According to him, ‘to take a position that rejects libation pouring is most unfortunate’, insisting that ‘we are turning our backs on our ancestors and that’s not good enough.’
This, he said, had partly given way to an era where lies had become the order of the day.
He indicated that people could lie with the Bible and the Quran and get away with it; but when one mentioned Nogokpo (the dreaded shrine in the Volta Region) then liars ran away.
He decried how his own party, the ruling National Democratic Congress (NDC), a party he described as ‘liberators’, had ended up restoring and perpetuating a class rule in the country.
Mr Rawlings said he was looking forward to attending the exhibition slated for September 21, 2015.
On his part, head of the Afrikania Mission, Osofo Komfo Atsu Kove, expressed worry over government’s intransigence in restoring the pouring of libation at State functions, stressing the need for the NDC to revise the decision since ‘traditionalists are also part of religious bodies in this country.’

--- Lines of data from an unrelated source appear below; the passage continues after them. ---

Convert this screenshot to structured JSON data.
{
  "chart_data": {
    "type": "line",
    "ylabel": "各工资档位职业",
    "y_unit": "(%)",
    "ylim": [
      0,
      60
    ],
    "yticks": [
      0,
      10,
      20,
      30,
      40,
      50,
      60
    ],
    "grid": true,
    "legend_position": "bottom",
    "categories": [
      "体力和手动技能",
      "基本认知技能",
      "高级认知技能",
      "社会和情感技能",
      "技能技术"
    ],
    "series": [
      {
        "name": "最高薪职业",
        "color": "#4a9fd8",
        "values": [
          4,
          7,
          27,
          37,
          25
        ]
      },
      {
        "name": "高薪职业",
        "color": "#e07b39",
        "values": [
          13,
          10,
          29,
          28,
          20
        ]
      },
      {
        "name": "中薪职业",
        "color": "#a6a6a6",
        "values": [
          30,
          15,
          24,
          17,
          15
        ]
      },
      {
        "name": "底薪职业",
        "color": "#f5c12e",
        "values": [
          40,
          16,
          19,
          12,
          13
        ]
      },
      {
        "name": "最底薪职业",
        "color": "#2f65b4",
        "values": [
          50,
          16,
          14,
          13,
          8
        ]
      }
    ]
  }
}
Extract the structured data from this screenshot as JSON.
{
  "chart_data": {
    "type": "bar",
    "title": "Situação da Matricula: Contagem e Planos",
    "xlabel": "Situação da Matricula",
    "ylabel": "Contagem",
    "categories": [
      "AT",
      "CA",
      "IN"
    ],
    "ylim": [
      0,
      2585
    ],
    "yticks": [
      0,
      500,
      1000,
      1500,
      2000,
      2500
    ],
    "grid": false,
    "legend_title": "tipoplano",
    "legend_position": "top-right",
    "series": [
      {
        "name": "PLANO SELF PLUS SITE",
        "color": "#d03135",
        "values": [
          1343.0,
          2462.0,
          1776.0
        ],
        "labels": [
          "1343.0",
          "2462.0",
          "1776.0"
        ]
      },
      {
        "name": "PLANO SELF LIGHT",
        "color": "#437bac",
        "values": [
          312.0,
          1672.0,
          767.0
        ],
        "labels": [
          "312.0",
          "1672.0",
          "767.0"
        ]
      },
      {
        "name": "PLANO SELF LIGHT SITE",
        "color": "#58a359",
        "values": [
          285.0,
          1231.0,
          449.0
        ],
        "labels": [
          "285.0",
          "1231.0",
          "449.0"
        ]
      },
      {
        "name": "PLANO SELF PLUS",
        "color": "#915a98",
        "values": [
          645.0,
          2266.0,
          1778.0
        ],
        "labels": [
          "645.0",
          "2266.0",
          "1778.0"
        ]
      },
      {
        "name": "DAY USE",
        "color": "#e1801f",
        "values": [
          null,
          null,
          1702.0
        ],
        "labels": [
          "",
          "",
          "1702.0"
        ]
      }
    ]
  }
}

Apart from that, he claimed the other religious bodies were indoctrinating Ghanaians about African and Ghanaian traditional religion, reducing it to idol worship, when indeed all of them use the name of God in their worship.
‘The Religious and Moral Education (RME) which is supposed to teach morality is now turned into evangelisation. They force the children to believe that Jesus died for their sins; they should respect Abraham and Jacob more than their ancestors Komfo Anokye, Togbe Tsali, Dr Kwame Nkrumah,’ he noted with concern. Osofo Komfo Kove therefore asked Mr Rawlings to impress upon President Mahama and the ruling NDC to give respect to African traditional religion.
Members of the Afrikania Mission had earlier threatened not to vote during the 2016 general elections if the decision banning the pouring of libation at public functions was not reversed.
‘We have been witnesses to a situation where libations were prohibited at State functions by Government,’ Osofo Kove lamented during a gathering of the National Convention of Afrikania Mission at the Jubilee Park, Ho, in the Volta Region recently.
He expressed disappointment at what he described as an ‘unfair’ and ‘unfortunate’ discrimination against Ghanaian traditionalists.
In his opinion, it was an insult to the dignity of Africans and for that matter Ghanaians, ‘to fall on leaders of foreign religions at State functions for prayer, while prohibiting our holy libation prayer.’
That, for him, was distasteful to the African culture, considering the fact that long before the introduction of colonialism, Africans had their own way of life which included ancestral worship, entailing the pouring of libation.